COBRA Health Care
By law, you may be guaranteed continued coverage under the Consolidated Omnibus Budget Reconciliation Act of 1986 (COBRA), but you will have to assume the cost of coverage.
COBRA applies to employers with more than 20 employees (except churches, the federal government and the District of Columbia). This legislation requires an employer who maintains a group health insurance plan to provide employees with an option to remain covered by the employer’s plan for a specified period of time if the employees or their family members lose coverage upon the occurrence of certain events (such as reduced or terminated employment).
However, it’s important to note that COBRA provides for continued coverage under the employer’s existing plan, not a new form of coverage. Thus, employees who previously did not elect coverage either for themselves, their spouses, or their dependents may not elect continuation coverage that is broader in scope than the coverage they were provided during their employment.
Who is Covered?
To qualify for continuation coverage as a “covered employee,” an employee must be a participant in their employer’s group health insurance plan.
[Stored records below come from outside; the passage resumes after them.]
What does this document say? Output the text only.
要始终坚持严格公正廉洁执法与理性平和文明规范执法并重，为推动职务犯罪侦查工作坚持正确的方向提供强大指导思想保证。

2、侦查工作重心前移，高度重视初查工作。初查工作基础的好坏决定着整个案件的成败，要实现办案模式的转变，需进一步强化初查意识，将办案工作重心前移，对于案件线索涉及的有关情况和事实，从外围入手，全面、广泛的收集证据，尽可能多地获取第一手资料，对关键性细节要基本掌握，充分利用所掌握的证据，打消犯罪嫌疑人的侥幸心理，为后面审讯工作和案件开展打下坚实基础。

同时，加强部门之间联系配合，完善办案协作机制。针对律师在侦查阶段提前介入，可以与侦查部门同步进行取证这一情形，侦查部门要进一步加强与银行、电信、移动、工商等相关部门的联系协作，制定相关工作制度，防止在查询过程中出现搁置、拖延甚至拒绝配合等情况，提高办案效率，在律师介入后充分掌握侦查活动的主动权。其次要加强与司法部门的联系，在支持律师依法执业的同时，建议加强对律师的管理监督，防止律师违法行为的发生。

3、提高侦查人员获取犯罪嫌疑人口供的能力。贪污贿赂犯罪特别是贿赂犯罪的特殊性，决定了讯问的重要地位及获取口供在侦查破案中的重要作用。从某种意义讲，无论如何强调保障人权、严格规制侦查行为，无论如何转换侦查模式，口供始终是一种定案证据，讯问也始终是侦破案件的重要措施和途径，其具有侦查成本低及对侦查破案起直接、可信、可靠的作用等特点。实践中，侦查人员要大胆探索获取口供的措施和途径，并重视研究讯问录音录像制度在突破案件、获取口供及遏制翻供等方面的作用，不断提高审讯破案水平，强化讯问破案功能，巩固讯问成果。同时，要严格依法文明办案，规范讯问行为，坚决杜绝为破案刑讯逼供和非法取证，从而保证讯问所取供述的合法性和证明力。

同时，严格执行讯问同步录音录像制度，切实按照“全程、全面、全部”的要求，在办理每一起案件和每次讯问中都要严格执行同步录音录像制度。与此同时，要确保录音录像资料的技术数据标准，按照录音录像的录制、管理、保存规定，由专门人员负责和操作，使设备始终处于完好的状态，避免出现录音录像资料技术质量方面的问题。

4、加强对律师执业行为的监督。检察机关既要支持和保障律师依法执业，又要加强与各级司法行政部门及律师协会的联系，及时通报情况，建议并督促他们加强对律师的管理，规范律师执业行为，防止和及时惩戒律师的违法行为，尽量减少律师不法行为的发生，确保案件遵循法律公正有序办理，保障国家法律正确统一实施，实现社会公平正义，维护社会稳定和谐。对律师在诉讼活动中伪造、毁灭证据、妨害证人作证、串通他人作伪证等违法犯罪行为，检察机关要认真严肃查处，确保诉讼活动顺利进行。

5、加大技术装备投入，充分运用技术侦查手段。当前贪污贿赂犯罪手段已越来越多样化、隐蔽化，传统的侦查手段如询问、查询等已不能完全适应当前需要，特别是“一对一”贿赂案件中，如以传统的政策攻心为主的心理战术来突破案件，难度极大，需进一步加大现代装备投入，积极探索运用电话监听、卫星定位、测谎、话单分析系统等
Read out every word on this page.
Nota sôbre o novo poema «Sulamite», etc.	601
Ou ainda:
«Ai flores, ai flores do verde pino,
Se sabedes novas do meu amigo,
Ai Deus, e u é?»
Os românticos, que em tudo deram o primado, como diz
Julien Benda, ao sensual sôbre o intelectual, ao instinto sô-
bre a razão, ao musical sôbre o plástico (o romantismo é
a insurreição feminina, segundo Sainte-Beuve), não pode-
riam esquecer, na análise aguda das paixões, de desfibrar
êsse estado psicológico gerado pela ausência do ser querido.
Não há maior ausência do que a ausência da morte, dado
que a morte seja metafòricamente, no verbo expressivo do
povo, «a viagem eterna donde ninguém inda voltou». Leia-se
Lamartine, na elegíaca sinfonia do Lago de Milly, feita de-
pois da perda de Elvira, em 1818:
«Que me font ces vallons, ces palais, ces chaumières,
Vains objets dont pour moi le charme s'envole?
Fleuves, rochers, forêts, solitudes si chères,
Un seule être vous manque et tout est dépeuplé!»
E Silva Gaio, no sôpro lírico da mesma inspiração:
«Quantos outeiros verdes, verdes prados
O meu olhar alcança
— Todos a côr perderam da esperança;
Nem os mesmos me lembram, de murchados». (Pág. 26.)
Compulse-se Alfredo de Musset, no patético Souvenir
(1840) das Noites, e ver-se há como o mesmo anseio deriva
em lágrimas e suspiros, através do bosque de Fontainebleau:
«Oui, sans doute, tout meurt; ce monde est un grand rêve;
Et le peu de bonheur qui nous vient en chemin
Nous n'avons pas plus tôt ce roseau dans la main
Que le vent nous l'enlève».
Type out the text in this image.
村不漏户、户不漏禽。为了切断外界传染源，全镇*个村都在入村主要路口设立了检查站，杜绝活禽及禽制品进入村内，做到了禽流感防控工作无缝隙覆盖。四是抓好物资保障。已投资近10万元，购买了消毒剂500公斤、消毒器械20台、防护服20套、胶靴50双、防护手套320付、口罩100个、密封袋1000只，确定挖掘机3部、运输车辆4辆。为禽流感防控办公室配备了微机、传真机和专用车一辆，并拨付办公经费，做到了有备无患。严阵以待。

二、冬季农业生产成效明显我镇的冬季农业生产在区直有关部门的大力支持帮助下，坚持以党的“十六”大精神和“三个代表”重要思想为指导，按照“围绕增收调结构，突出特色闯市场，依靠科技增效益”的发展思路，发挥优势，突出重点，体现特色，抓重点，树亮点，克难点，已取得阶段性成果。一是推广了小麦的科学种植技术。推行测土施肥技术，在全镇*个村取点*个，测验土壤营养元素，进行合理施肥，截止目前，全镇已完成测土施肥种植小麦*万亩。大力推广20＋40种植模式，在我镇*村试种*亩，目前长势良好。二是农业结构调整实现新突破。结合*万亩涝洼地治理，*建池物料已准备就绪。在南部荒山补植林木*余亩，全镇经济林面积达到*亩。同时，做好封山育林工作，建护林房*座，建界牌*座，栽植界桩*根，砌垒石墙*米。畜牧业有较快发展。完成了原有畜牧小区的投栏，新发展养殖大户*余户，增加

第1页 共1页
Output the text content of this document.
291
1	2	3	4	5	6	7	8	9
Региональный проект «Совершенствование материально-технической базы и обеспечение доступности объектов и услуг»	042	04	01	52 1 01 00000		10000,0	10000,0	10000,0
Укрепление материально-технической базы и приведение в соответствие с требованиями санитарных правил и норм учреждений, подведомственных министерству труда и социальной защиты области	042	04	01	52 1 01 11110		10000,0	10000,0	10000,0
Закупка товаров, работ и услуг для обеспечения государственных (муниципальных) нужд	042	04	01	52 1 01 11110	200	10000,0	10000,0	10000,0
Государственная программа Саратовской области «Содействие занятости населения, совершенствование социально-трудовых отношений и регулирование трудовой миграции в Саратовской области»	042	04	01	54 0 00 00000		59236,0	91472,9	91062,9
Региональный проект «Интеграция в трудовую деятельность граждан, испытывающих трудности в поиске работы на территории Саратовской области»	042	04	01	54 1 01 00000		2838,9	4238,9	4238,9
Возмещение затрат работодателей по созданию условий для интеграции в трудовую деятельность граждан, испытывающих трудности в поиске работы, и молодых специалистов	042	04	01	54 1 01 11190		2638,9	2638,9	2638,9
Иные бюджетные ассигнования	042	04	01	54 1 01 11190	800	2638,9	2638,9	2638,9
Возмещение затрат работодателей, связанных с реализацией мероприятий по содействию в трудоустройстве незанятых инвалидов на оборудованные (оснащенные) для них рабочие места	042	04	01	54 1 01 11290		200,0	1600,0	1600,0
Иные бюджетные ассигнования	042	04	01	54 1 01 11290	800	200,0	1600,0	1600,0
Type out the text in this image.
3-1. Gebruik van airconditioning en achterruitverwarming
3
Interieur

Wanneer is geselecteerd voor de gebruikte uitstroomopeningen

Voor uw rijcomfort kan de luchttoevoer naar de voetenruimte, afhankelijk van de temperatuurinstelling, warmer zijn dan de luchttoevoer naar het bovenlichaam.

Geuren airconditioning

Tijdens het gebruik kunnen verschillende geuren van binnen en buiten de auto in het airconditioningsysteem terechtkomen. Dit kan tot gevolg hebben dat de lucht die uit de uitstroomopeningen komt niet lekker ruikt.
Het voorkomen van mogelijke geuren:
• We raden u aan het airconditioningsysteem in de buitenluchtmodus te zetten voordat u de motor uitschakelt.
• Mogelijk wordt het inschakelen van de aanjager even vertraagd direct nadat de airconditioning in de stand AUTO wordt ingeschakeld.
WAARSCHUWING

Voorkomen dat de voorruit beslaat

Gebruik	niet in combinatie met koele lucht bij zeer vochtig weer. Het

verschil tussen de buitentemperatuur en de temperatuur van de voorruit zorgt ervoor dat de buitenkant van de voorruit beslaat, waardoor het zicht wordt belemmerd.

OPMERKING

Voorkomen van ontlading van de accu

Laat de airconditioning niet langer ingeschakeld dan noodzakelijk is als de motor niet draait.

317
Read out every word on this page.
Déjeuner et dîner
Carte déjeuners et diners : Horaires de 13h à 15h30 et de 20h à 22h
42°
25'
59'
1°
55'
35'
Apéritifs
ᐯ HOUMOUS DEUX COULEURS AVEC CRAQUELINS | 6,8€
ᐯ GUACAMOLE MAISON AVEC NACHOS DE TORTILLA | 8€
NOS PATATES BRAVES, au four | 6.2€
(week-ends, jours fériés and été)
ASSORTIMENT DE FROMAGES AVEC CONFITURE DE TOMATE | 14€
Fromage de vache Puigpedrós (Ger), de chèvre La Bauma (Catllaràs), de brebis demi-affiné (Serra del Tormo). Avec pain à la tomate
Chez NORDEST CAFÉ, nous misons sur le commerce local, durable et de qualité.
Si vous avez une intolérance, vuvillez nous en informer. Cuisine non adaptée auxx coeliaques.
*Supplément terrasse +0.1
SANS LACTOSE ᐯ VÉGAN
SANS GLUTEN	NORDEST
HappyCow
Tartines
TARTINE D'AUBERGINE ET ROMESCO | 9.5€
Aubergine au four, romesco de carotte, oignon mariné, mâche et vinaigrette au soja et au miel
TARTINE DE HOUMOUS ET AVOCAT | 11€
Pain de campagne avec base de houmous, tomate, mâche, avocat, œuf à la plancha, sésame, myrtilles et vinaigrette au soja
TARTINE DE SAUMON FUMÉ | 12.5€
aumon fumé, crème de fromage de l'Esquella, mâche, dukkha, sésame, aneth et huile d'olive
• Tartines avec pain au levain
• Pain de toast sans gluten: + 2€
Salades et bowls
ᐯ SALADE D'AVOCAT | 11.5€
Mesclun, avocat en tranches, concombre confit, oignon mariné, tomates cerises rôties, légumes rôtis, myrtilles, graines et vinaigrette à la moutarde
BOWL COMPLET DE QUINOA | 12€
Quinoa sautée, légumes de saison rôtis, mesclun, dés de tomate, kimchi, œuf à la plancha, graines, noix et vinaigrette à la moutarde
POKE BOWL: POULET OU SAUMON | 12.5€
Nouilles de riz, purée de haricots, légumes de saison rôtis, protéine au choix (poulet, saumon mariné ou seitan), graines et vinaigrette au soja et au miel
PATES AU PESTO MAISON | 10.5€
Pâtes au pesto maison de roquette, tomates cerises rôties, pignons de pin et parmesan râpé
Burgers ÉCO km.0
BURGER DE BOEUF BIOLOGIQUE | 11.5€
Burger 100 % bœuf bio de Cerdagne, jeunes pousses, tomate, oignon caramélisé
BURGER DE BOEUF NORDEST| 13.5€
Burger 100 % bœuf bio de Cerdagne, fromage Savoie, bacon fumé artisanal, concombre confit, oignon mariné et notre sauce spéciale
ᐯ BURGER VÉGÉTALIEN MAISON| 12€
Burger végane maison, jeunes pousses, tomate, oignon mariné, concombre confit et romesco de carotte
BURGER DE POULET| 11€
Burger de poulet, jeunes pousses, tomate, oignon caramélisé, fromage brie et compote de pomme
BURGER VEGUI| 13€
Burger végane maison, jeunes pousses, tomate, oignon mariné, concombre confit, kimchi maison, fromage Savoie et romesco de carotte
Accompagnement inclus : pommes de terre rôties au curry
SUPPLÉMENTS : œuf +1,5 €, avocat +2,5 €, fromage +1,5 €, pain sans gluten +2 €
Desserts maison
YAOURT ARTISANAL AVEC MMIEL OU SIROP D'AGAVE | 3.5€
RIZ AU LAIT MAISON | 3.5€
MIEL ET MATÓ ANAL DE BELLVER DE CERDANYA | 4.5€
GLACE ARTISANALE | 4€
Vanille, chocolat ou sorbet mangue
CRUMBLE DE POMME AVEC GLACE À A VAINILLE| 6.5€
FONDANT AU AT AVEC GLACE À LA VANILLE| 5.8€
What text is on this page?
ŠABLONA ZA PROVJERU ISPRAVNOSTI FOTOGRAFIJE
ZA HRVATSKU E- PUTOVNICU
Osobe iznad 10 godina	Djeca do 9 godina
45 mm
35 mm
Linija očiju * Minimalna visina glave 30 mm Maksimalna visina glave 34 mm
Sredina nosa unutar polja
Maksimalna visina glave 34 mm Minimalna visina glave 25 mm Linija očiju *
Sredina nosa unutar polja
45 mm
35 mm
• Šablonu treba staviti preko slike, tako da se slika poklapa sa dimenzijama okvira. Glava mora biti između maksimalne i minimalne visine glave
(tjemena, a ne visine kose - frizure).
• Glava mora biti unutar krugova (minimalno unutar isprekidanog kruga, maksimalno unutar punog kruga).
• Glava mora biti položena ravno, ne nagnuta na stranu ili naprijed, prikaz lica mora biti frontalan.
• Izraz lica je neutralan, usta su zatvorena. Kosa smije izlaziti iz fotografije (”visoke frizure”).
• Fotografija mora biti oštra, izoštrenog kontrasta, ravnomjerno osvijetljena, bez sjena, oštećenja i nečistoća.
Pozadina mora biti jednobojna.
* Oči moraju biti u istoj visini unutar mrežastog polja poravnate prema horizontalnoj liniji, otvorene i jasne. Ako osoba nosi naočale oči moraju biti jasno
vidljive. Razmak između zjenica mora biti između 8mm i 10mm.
If continuation coverage is elected, the employer may charge the employee or beneficiary up to 102% of the employer’s health insurance premium during the continuation period. The extra 2% is intended to reimburse the employer for administrative costs associated with providing continuation coverage.
What is the Coverage Period?
The period of continuation coverage is based on two classes of qualifying beneficiaries. For widows, divorced spouses, spouses of Medicare-eligible employees and dependent children who become ineligible for coverage (by virtue of age requirements), continuation coverage must be provided for at least 36 months.
Terminated employees and employees with reduced hours are eligible for only 18 months of coverage. If a qualified person wants to receive continuation coverage, they must elect to do so within a 60-day election period. The employer is not required, however, to provide retroactive coverage in this situation.
The continuation coverage under COBRA is a valuable component of an employee benefits package. With health care costs continuing to rise, having the option of continued coverage can be invaluable.